Earth, Air, Fire, Water: Humanistic Studies of the Environment

Front Cover
Jill K. Conway, Kenneth Keniston, Leo Marx
University of Massachusetts Press, 1999 - Nature - 349 pages

Written in a clear, accessible style with a general audience in mind, the essays in this volume offer fresh approaches to thinking about environmental issues. When we consider the forms of environmental decline most urgently in need of attention -- eroding soils, shrinking forests, expanding deserts, acid rain, ozone depletion, air pollution, poisoned water supplies, the loss of biological diversity -- it may seem logical that scientists should be the people mobilized to tackle these problems. Yet to devise effective solutions for today's environmental threats, we must situate them within their larger historical, societal, and cultural settings. Amelioration does not require exclusively scientific knowledge, but also changes based upon law and public policy, on institutional structures and practices, on habits of consumption, and on countless other facets of daily life. Earth, Air, Fire, Water seeks to redirect our thinking about environmental issues by locating them in the behavior of human beings -- in the institutions, beliefs, and practices that mediate between people and that obscure but beautiful nonhuman world we refer to as "nature." The book opens with a section on the elements and the ways humans have understood them in the past.
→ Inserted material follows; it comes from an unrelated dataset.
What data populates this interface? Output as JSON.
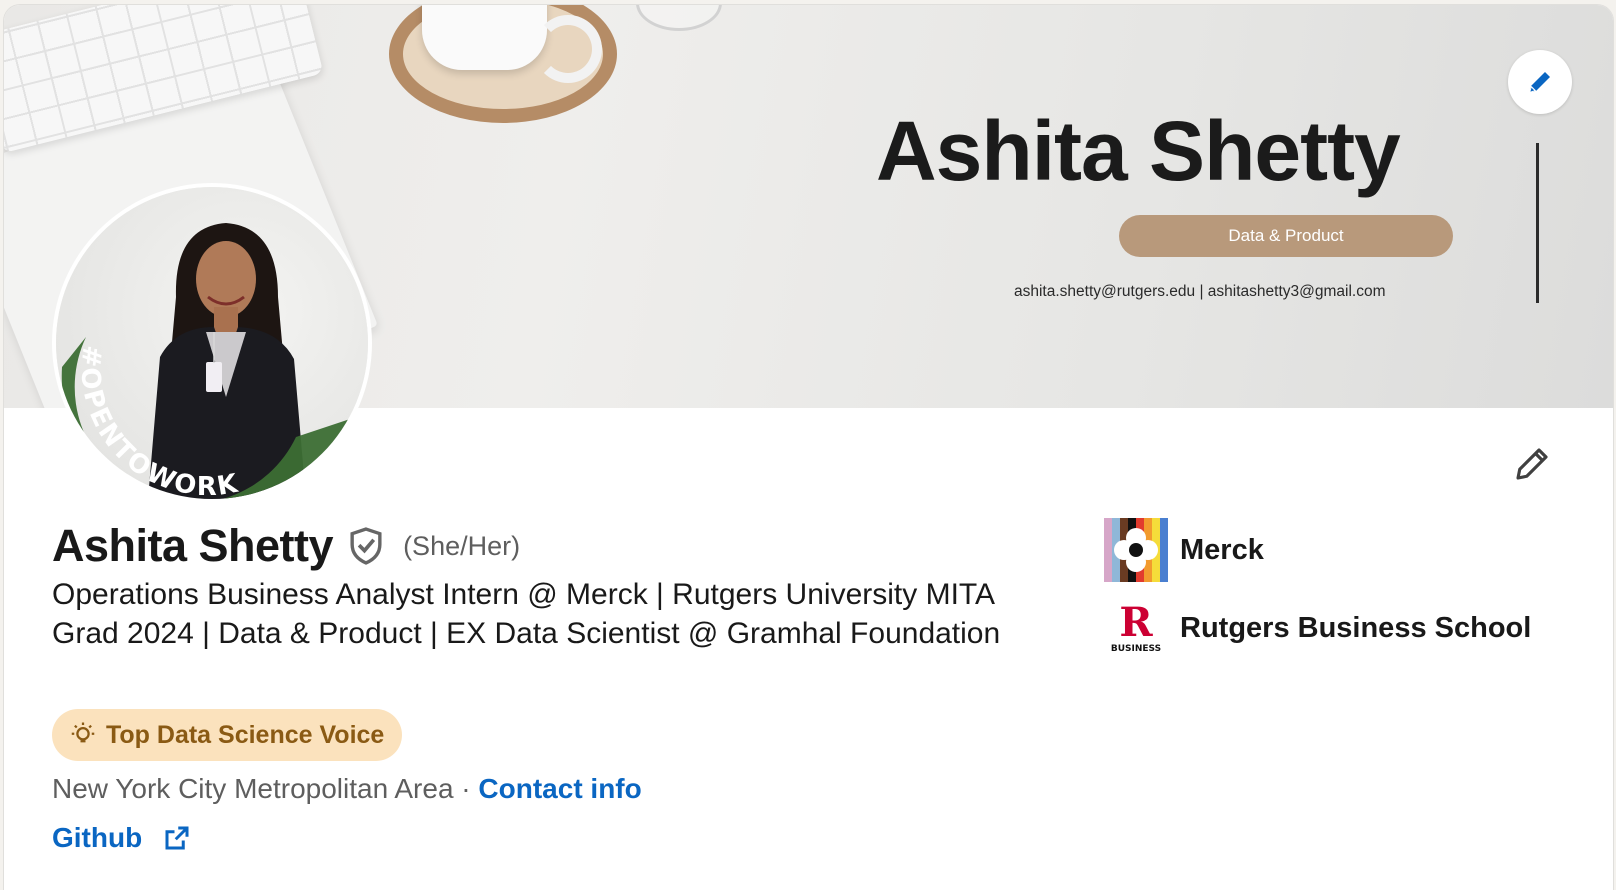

There follows a section devoted to social institutions and the ways in which we can learn from current and past efforts to study the interaction between people and nature. The concluding section analyzes the culture of modernity and the ways in which the human imagination has changed in response to the arrival of modern technology. In addition to the editors, contributors include Gregory Nagy, Donald Worster, Stephen J. Pyne, John F. Richards, Richard White, Terence Turner, Barbara Epstein, Oleg N. Yanitsky, Bina Agarwal, Anton Struchkov, Yaakov Garb, and Louis Menand.

About the author (1999)

Jill Ker Conway was born Jill Kathryn Ker in Hillston, New South Wales, Australia on October 9, 1934. She received a history degree from the University of Sydney in 1958 and a Ph.D. from Harvard University in 1969. She took a teaching post at the University of Toronto. She became a dean in 1971 and a vice president in 1973. In 1975, she became the first woman to be named president of Smith College. She left Smith in 1985 to become a writer. She wrote three memoirs entitled The Road from Coorain, True North, and A Woman's Education. In 2002, the PBS program Masterpiece Theater used The Road from Coorain as the basis for a film. She also wrote When Memory Speaks: Reflections on Autobiography. She edited several books including Written by Herself: Autobiographies of American Women and In Her Own Words: Women's Memoirs from Australia, New Zealand, Canada and the United States. In 2013, she was awarded the National Humanities Medal. She died on June 1, 2018 at the age of 83. Scholar, writer and educator Leo Marx was educated at Harvard University, where he received a B. A. and a Ph. D. Marx taught at the University of Minnesota, Amherst College, and MIT. The school has also created the Leo Marx Career Development Professorship in the History and Culture of Science and Technology to honor his service. Marx's works, such as "The Machine in the Garden," explore the relationship between technology and culture in the past two centuries.